Oh yes, I’ve ran the gamut of self-help and cognitive behavioural techniques. I deep-breath, and practice mindfulness with the same self-discipline with which I hoover my carpet. There’s no technique that can calm an eye for detail that will notice a speck of dust or obsess over a facial imperfection, but which also makes me a hawk for a stray apostrophe or poorly turned phrase. What’s made me anxious and stressed has also made me economically viable. My attention to cleanliness and order has no doubt stemmed from being part of a long line of surviving offspring from mothers with the same urge to scrub down unhygienic surfaces in the days of cholera; but, which in an era of bacterial warfare, just makes me anxious. There are parts of me and everyone else that just aren’t built for modern life.

 And that goes for society too. I am a social creature, for all I increasingly appreciate my solitude. I long to be with my family and to have accrued status amongst a community that has known and supported me all my life. The sad reality is that, in these days of regular professional upheaval and long distance relationships, my most my vital connection is more often with my phone. I am isolated, screened off at work, and quite often too tired to make time for my community. If modern life is rubbish, my mind has started to accumulate its junk.

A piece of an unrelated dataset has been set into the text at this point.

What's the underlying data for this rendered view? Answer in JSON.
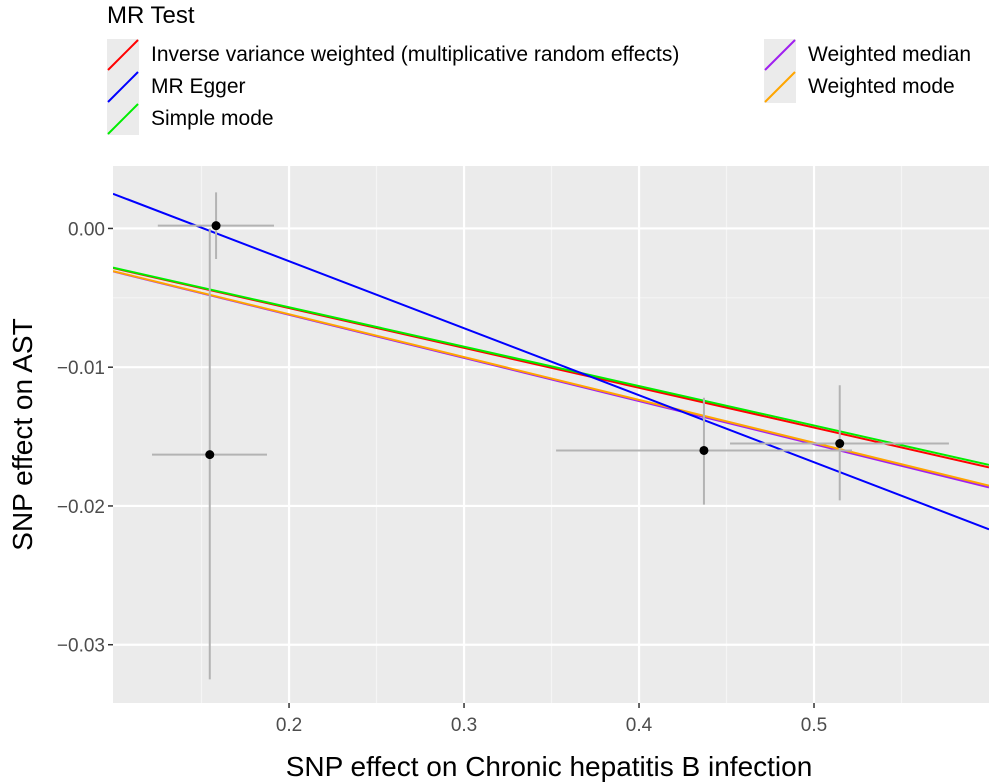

Yesterday, my husband reported a second ex work colleague had died in as many weeks. The first, in a stressful role in the banking sector, had drank and smoked his way into an early grave. The second, also in a similarly male dominated environment, had hung himself in his garage after a routine bender. He had a wife and three kids. It put into perspective my latest overdose of one and a half antihistamines, and a sulky packet of ten Marly lights. My self-preservation instinct is stronger than sometimes, I’d like, for all there’s a quiet, insistent death wish, tinged with narcissistic ambition. After all, Society rewards and ruins the risk takers. But there’ll be no posthumous celebration of my work, no head in the oven. Just a quiet ignominy, which I’m already getting used to in life.

And because I’m someone who likes to get things done rather than tell people what to do, to be efficient rather take advantage, I, like so many others are feel as though, in today’s competitive environment, we’re simply  losing our way. In a world where I’ve jumped through ever higher hoops for dwindling opportunities, one that rewards the shrewd but not the kind, it’s easy to feel undervalued. There’ll be no posthumous celebration of my work, no head in the oven. Just a quiet ignominy, which I’m already getting used to in life. The political bee-hive of office politics is hard to navigate for those of us built for villages.

So what’s the solution? No, not antidepressants, linked with speech and language disorders when taken by pregnant women; increased violence and suicidal thoughts when taken by teens. In my experience, pills left me zoned out, unemotional but no less unhappy for it. CAT therapy left me increasingly introspective, and concerned about my behaviour and how to change myself. In the end I realised that I was less the problem than everything else. 

 Perhaps, then, it’s the village that’s missing from mental health strategy – fragmented communities are more likely to suffer, after all- I pity the jungle residents, who may have found solidarity as well as squalour. But scattered and parcelled out across an unfriendly nation and I don’t doubt suicide rates and other mental health problems among these immigrant communities will soar. But what’s the remedy for globalisation?I’m afraid I don’t know, but for all I’m a realist at heart, I suddenly long for something like religion to anchor me to some unifying purpose in the absence of a close knit family unit, or community I feel at the heart of.